Luke Haines is always going to earn a place on this list. Aside from his near legendary cantankerousness these days best evidenced through his Twitter account now that he doesn’t sell anyway near enough records for any journalist to want to bother talking to, but he might actually be one of the most influential and important British music artists of the last 30 years without anyone really noticing or caring (least of all Haines himself). Unfortunately, a lot of that influence and importance isn’t really valued in 2020, like Haines has spent a large part of his career building up a collection of several billion Yugoslav Dinar. His previous band, The Auteurs, didn’t just release the greatest album of 1996, but are widely considered to have been the first Britpop band and their 1993 debut ‘New Wave‘ is considered the first album and perhaps the ultimate example of the genre. Unfortunately, crowing about an artist’s importance to Britpop in 2020 is like raving about one of the most important engineers ever because of their revolutionary idea to build houses using asbestos. People are unlikely to share your enthusiasm, and will likely debate whether it should be considered a ‘good thing’. Regardless of the nonsense that Britpop quickly descended into though, it still can’t be denied that Haines played a central part in solidifying the importance and artistic/financial viability of British guitar music at the beginning of the 90s, and without him we may never of had… erm… what British guitar band are they nowadays? Royal Blood. Without Luke Haines we may never have had Royal Blood. Can you even imagine? But, yeah, he doesn’t care, he’s happy enough by ow (all relative, of course) releasing extremely decent but lower scale and borderline comedy solo albums.

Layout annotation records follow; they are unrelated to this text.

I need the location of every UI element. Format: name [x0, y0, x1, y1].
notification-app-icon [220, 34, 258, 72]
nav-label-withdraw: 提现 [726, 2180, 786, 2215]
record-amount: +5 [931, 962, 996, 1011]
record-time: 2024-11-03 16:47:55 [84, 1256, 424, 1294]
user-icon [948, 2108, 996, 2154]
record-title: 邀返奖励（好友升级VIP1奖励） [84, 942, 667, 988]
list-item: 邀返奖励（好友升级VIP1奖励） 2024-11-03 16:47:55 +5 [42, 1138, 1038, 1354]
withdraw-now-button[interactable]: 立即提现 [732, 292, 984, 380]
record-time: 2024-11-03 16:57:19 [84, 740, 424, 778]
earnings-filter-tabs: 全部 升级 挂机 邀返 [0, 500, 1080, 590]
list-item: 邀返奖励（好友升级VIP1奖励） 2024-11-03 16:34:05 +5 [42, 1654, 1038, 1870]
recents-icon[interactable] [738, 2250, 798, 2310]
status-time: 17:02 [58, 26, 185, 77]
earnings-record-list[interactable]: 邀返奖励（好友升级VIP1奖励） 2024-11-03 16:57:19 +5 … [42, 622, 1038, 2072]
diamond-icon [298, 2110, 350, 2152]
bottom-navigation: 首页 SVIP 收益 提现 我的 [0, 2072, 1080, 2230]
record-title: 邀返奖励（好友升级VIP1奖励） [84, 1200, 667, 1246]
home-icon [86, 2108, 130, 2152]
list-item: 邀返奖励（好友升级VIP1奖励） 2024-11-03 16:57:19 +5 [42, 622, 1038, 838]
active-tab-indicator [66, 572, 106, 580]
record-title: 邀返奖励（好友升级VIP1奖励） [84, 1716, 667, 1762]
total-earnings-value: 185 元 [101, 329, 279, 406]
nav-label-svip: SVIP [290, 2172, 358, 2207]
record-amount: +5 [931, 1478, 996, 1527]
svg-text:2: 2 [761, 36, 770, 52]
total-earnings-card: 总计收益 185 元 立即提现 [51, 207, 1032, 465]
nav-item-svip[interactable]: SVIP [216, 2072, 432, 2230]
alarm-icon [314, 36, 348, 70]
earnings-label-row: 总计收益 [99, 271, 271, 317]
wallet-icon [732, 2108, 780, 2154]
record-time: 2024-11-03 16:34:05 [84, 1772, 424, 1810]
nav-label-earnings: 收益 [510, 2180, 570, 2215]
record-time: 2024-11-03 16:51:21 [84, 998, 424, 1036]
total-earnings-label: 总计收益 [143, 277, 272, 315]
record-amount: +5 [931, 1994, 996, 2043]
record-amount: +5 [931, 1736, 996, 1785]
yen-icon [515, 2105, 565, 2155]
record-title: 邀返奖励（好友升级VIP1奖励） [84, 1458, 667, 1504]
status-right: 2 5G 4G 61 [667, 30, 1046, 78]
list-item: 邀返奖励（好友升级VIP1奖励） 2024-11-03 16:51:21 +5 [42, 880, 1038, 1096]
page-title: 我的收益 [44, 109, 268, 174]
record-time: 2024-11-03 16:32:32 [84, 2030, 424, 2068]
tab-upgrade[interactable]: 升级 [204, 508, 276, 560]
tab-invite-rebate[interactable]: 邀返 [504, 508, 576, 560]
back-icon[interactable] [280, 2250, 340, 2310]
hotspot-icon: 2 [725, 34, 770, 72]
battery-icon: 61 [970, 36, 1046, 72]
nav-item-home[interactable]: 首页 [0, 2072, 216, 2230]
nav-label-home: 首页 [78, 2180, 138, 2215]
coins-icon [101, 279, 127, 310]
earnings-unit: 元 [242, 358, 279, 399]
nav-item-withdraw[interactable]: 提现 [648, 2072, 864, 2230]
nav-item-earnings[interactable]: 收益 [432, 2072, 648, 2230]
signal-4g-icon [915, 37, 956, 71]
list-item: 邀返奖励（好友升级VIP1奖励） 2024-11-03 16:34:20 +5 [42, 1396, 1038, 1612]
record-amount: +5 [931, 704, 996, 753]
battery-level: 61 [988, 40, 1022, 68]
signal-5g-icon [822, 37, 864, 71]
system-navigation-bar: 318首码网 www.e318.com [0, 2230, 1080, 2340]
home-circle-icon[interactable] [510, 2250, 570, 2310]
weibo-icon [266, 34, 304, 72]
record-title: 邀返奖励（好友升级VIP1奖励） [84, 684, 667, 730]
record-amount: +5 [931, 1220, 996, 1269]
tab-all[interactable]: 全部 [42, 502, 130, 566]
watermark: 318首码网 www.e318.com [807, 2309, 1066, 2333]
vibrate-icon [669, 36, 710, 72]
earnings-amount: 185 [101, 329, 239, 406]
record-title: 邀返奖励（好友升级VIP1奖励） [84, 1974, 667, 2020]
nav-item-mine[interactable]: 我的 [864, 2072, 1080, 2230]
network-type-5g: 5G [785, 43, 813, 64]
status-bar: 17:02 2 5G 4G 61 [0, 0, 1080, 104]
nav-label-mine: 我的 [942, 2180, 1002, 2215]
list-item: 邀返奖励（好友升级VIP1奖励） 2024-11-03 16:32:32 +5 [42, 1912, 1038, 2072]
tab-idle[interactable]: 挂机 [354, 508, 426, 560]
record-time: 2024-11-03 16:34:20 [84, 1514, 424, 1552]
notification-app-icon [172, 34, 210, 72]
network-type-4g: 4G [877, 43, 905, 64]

Have you ever considered that maybe Princess Nokia has a point? Maybe everything is beautiful? Maybe you don’t agree. Maybe you’re one of those overaged (and- my goodness- way over sized) wannabe teenage edgelords who have developed multiple subconjunctival hemorrhages due to the dangerous amount of times you’ve rolled your eyes at something. Maybe your detachment from positivity and any sort of approving conscientiousness has rendered you completely numb to appreciating any good thing in life. Maybe when the vicar asked you if you take this person to be your lawful wedded spouse you merely shrugged your shoulders and said “Whatever”. Maybe when the doctor handed you your new born baby, you rolled your eyes at how unbelievably mainstream the whole thing was, with the baby crying and wiggling its arms, like that hasn’t been done before. Nothing is beautiful for you, because you refuse to allow it to be.